Garantie effective du droit à l’eau -

Par / 2 mars 2021

En 2006 la loi sur l’eau et les milieux aquatiques (LEMA) a affirmé dans son article premier l’existence d’un droit à l’eau en indiquant que « l’usage de l’eau appartient à tous et chaque personne physique, pour son alimentation et son hygiène, a le droit d’accéder à l’eau potable dans des conditions économiquement acceptables par tous ».

Ce principe figure aujourd’hui au sein de l’article L. 210-1 du code de l’environnement.

L’ONU a également adopté une résolution le 28 juillet 2010 prévoyant que « le droit à une eau potable, salubre et propre est un droit fondamental essentiel au plein exercice du droit à la vie. »

Enfin, en août 2015, les États membres des Nations unies ont adopté les « Objectifs 2030 du développement durable », qui placent le droit humain d’accès à l’eau potable, à l’assainissement et à l’hygiène au cœur des 17 objectifs de développement durable.

Le droit à l’eau est donc clairement défini et reconnu en droit positif. Pourtant, aujourd’hui ce droit demeure largement fictif puisqu’aucun instrument légal ne permet de garantir concrètement son exercice et que l’accès de tous à ce service de première nécessité reste empreint de grandes inégalités tarifaires, qualitatives et spatiales.

Pire, selon une lettre ouverte adressée aux parlementaires le 15 février 2018 par de multiples associations et incitant le Parlement à agir, « plus d’un million de ménages ont du mal à payer leurs factures d’eau, car leur montant est trop élevé relativement à leurs faibles ressources ». Par ailleurs, « des centaines de milliers de personnes sont privées d’accès à un réseau d’eau, à des toilettes et à des douches. Elles ne peuvent pas satisfaire leurs besoins élémentaires : manger, boire, se laver, y compris lorsqu’elles occupent un domicile ».

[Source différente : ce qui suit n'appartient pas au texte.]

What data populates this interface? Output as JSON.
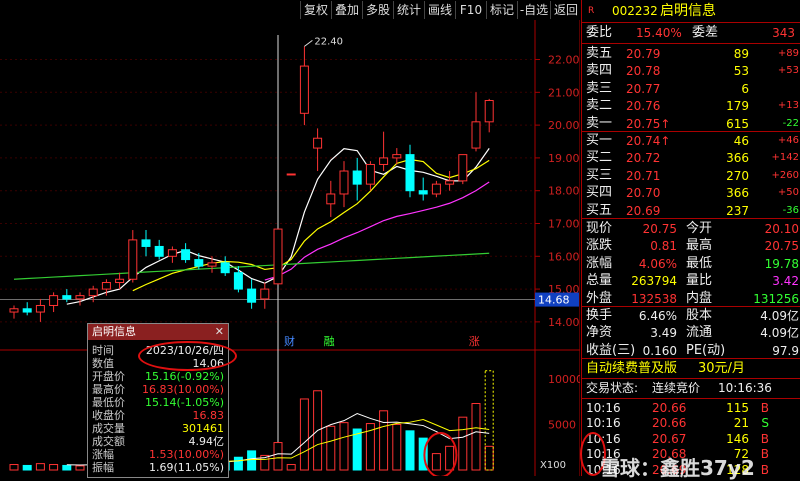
{
  "toolbar": [
    "复权",
    "叠加",
    "多股",
    "统计",
    "画线",
    "F10",
    "标记",
    "-自选",
    "返回"
  ],
  "stock": {
    "badge": "R",
    "code": "002232",
    "name": "启明信息"
  },
  "weibi": {
    "label": "委比",
    "value": "15.40%",
    "label2": "委差",
    "value2": "343"
  },
  "sells": [
    {
      "label": "卖五",
      "price": "20.79",
      "vol": "89",
      "chg": "+89"
    },
    {
      "label": "卖四",
      "price": "20.78",
      "vol": "53",
      "chg": "+53"
    },
    {
      "label": "卖三",
      "price": "20.77",
      "vol": "6",
      "chg": ""
    },
    {
      "label": "卖二",
      "price": "20.76",
      "vol": "179",
      "chg": "+13"
    },
    {
      "label": "卖一",
      "price": "20.75↑",
      "vol": "615",
      "chg": "-22"
    }
  ],
  "buys": [
    {
      "label": "买一",
      "price": "20.74↑",
      "vol": "46",
      "chg": "+46"
    },
    {
      "label": "买二",
      "price": "20.72",
      "vol": "366",
      "chg": "+142"
    },
    {
      "label": "买三",
      "price": "20.71",
      "vol": "270",
      "chg": "+260"
    },
    {
      "label": "买四",
      "price": "20.70",
      "vol": "366",
      "chg": "+50"
    },
    {
      "label": "买五",
      "price": "20.69",
      "vol": "237",
      "chg": "-36"
    }
  ],
  "quote": [
    {
      "l1": "现价",
      "v1": "20.75",
      "l2": "今开",
      "v2": "20.10"
    },
    {
      "l1": "涨跌",
      "v1": "0.81",
      "l2": "最高",
      "v2": "20.75"
    },
    {
      "l1": "涨幅",
      "v1": "4.06%",
      "l2": "最低",
      "v2": "19.78"
    },
    {
      "l1": "总量",
      "v1": "263794",
      "l2": "量比",
      "v2": "3.42"
    },
    {
      "l1": "外盘",
      "v1": "132538",
      "l2": "内盘",
      "v2": "131256"
    }
  ],
  "fin": [
    {
      "l1": "换手",
      "v1": "6.46%",
      "l2": "股本",
      "v2": "4.09亿"
    },
    {
      "l1": "净资",
      "v1": "3.49",
      "l2": "流通",
      "v2": "4.09亿"
    },
    {
      "l1": "收益(三)",
      "v1": "0.160",
      "l2": "PE(动)",
      "v2": "97.9"
    }
  ],
  "ad": {
    "text": "自动续费普及版",
    "price": "30元/月"
  },
  "trade_status": {
    "label": "交易状态:",
    "value": "连续竞价",
    "time": "10:16:36"
  },
  "ticks": [
    {
      "t": "10:16",
      "p": "20.66",
      "v": "115",
      "d": "B"
    },
    {
      "t": "10:16",
      "p": "20.66",
      "v": "21",
      "d": "S"
    },
    {
      "t": "10:16",
      "p": "20.67",
      "v": "146",
      "d": "B"
    },
    {
      "t": "10:16",
      "p": "20.68",
      "v": "72",
      "d": "B"
    },
    {
      "t": "10:16",
      "p": "20.69",
      "v": "128",
      "d": "B"
    }
  ],
  "tip": {
    "title": "启明信息",
    "rows": [
      {
        "l": "时间",
        "v": "2023/10/26/四"
      },
      {
        "l": "数值",
        "v": "14.06"
      },
      {
        "l": "开盘价",
        "v": "15.16(-0.92%)"
      },
      {
        "l": "最高价",
        "v": "16.83(10.00%)"
      },
      {
        "l": "最低价",
        "v": "15.14(-1.05%)"
      },
      {
        "l": "收盘价",
        "v": "16.83"
      },
      {
        "l": "成交量",
        "v": "301461"
      },
      {
        "l": "成交额",
        "v": "4.94亿"
      },
      {
        "l": "涨幅",
        "v": "1.53(10.00%)"
      },
      {
        "l": "振幅",
        "v": "1.69(11.05%)"
      }
    ]
  },
  "chart_labels": {
    "price_ticks": [
      "22.00",
      "21.00",
      "20.00",
      "19.00",
      "18.00",
      "17.00",
      "16.00",
      "15.00",
      "14.00"
    ],
    "current_price": "14.68",
    "high_label": "22.40",
    "vol_ticks": [
      "10000",
      "5000"
    ],
    "vol_unit": "X100",
    "events": [
      "财",
      "融",
      "涨"
    ]
  },
  "watermark": "雪球：鑫胜37y2",
  "chart_data": {
    "type": "candlestick",
    "ylim": [
      13.6,
      22.9
    ],
    "candles": [
      [
        14.3,
        14.5,
        14.1,
        14.4
      ],
      [
        14.4,
        14.6,
        14.2,
        14.3
      ],
      [
        14.3,
        14.7,
        14.0,
        14.5
      ],
      [
        14.5,
        14.9,
        14.3,
        14.8
      ],
      [
        14.8,
        15.0,
        14.6,
        14.7
      ],
      [
        14.7,
        14.9,
        14.5,
        14.8
      ],
      [
        14.8,
        15.1,
        14.6,
        15.0
      ],
      [
        15.0,
        15.3,
        14.8,
        15.2
      ],
      [
        15.2,
        15.5,
        15.0,
        15.3
      ],
      [
        15.3,
        16.8,
        15.2,
        16.5
      ],
      [
        16.5,
        16.8,
        16.0,
        16.3
      ],
      [
        16.3,
        16.5,
        15.9,
        16.0
      ],
      [
        16.0,
        16.3,
        15.8,
        16.2
      ],
      [
        16.2,
        16.4,
        15.8,
        15.9
      ],
      [
        15.9,
        16.1,
        15.6,
        15.7
      ],
      [
        15.7,
        16.0,
        15.5,
        15.8
      ],
      [
        15.8,
        16.0,
        15.4,
        15.5
      ],
      [
        15.5,
        15.7,
        14.9,
        15.0
      ],
      [
        15.0,
        15.3,
        14.4,
        14.6
      ],
      [
        14.7,
        15.2,
        14.4,
        15.0
      ],
      [
        15.16,
        16.83,
        15.14,
        16.83
      ],
      [
        18.51,
        18.51,
        18.51,
        18.51
      ],
      [
        20.36,
        22.4,
        20.0,
        21.8
      ],
      [
        19.3,
        19.9,
        18.6,
        19.6
      ],
      [
        17.6,
        18.3,
        17.2,
        17.9
      ],
      [
        17.9,
        18.9,
        17.5,
        18.6
      ],
      [
        18.6,
        19.0,
        17.7,
        18.2
      ],
      [
        18.2,
        18.9,
        18.0,
        18.8
      ],
      [
        18.8,
        19.8,
        18.6,
        19.0
      ],
      [
        19.0,
        19.3,
        18.8,
        19.1
      ],
      [
        19.1,
        19.4,
        17.8,
        18.0
      ],
      [
        18.0,
        18.4,
        17.7,
        17.9
      ],
      [
        17.9,
        18.3,
        17.8,
        18.2
      ],
      [
        18.2,
        18.6,
        18.0,
        18.3
      ],
      [
        18.3,
        19.1,
        18.2,
        19.1
      ],
      [
        19.3,
        21.0,
        19.2,
        20.1
      ],
      [
        20.1,
        20.8,
        19.78,
        20.75
      ]
    ],
    "volume": [
      600,
      500,
      700,
      600,
      500,
      450,
      600,
      700,
      800,
      1500,
      1200,
      900,
      800,
      900,
      1000,
      900,
      800,
      1400,
      2100,
      1600,
      3014,
      600,
      7800,
      8700,
      4800,
      5200,
      4500,
      5100,
      6500,
      5000,
      4300,
      3500,
      1800,
      2600,
      5800,
      7300,
      2600
    ]
  }
}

C’est le cas bien sûr des sans-abris ou des personnes vivant dans des habitats de fortune. C’est aussi le cas de nombreuses familles modestes. En effet, avec les dépenses énergétiques, ou encore le logement, l’eau fait partie des dépenses contraintes qui pèsent sur le budget des familles les plus modestes et les conduisent à des restrictions.

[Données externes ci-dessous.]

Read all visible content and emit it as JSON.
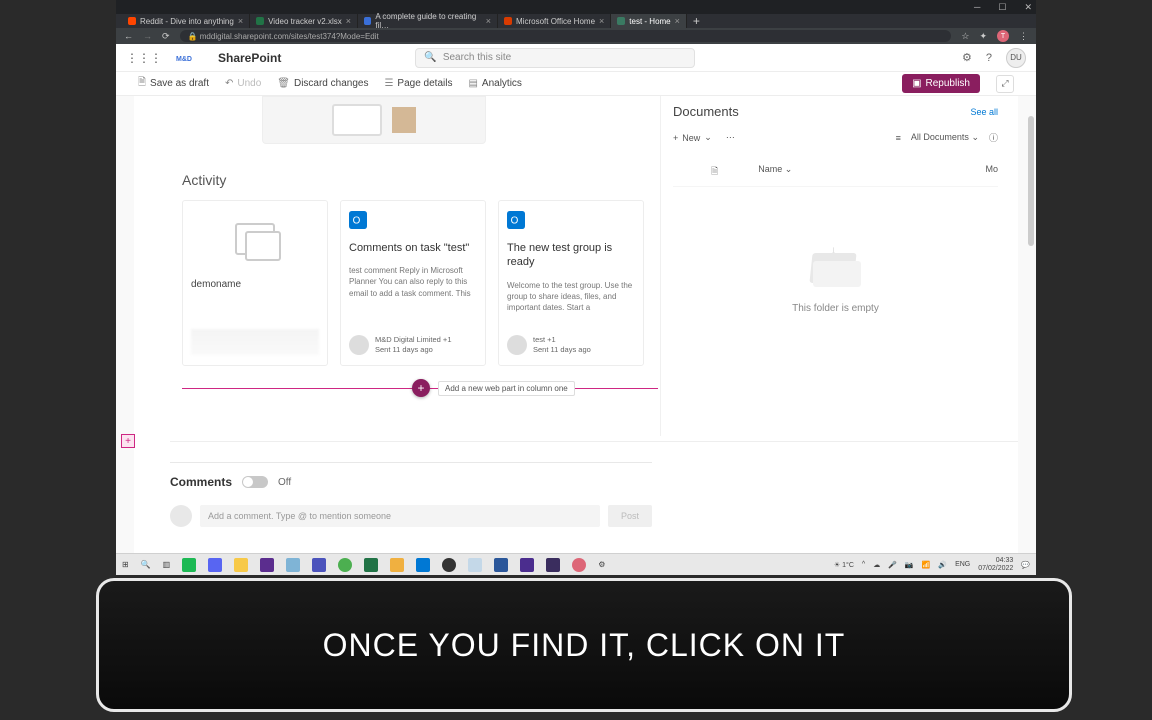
{
  "browser": {
    "tabs": [
      {
        "label": "Reddit - Dive into anything",
        "fav": "#ff4500"
      },
      {
        "label": "Video tracker v2.xlsx",
        "fav": "#217346"
      },
      {
        "label": "A complete guide to creating fil…",
        "fav": "#3a6fd8"
      },
      {
        "label": "Microsoft Office Home",
        "fav": "#d83b01"
      },
      {
        "label": "test - Home",
        "fav": "#3a7a62",
        "active": true
      }
    ],
    "url": "mddigital.sharepoint.com/sites/test374?Mode=Edit",
    "profile_initial": "T"
  },
  "suite": {
    "app": "SharePoint",
    "search_placeholder": "Search this site",
    "avatar": "DU"
  },
  "cmd": {
    "save": "Save as draft",
    "undo": "Undo",
    "discard": "Discard changes",
    "details": "Page details",
    "analytics": "Analytics",
    "republish": "Republish"
  },
  "activity": {
    "heading": "Activity",
    "card0_name": "demoname",
    "card1": {
      "title": "Comments on task \"test\"",
      "body": "test comment Reply in Microsoft Planner You can also reply to this email to add a task comment. This",
      "author": "M&D Digital Limited +1",
      "time": "Sent 11 days ago"
    },
    "card2": {
      "title": "The new test group is ready",
      "body": "Welcome to the test group. Use the group to share ideas, files, and important dates. Start a",
      "author": "test +1",
      "time": "Sent 11 days ago"
    },
    "add_web_part": "Add a new web part in column one"
  },
  "documents": {
    "heading": "Documents",
    "see_all": "See all",
    "new": "New",
    "view": "All Documents",
    "col_name": "Name",
    "col_mod": "Mo",
    "empty": "This folder is empty"
  },
  "comments": {
    "heading": "Comments",
    "state": "Off",
    "placeholder": "Add a comment. Type @ to mention someone",
    "post": "Post"
  },
  "taskbar": {
    "weather": "1°C",
    "lang": "ENG",
    "time": "04:33",
    "date": "07/02/2022"
  },
  "caption": "ONCE YOU FIND IT, CLICK ON IT"
}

C’est enfin le cas pour un nombre croissant de nos compatriotes, en particulier en Guadeloupe, en Martinique ou encore à Mayotte, où les coupures d’eau quotidiennes se multiplient en raison de la vétusté du réseau. La métropole n’échappe pas à cette dégradation avec, année après année, toujours plus de communes ravitaillées en eau par camion-citerne en période de sécheresse. Une situation que la crise de la Covid-19 et l’impossibilité d’appliquer les gestes élémentaires de protection ont rendue proprement intolérable.

En effet, la crise sanitaire et sociale liée à l’épidémie de Covid -19 a contribué à révéler et à aggraver de telles difficultés qui se cumulent dans tous ces domaines qui sont liés. En effet, s’il était et demeure impératif de demander à la population de se laver régulièrement les mains, encore faut-il que chaque personne puisse disposer des conditions matérielles pour que ces gestes indispensables puissent être réalisés.

C’est d’ailleurs ce qui a conduit le gouvernement à prendre le 27 mars 2020, des dispositions pour que les préfets et les collectivités locales assument leurs responsabilités en la matière, et notamment veiller à ce que soient garantis l’accès à l’eau, à des sanitaires, à des douches et à des laveries.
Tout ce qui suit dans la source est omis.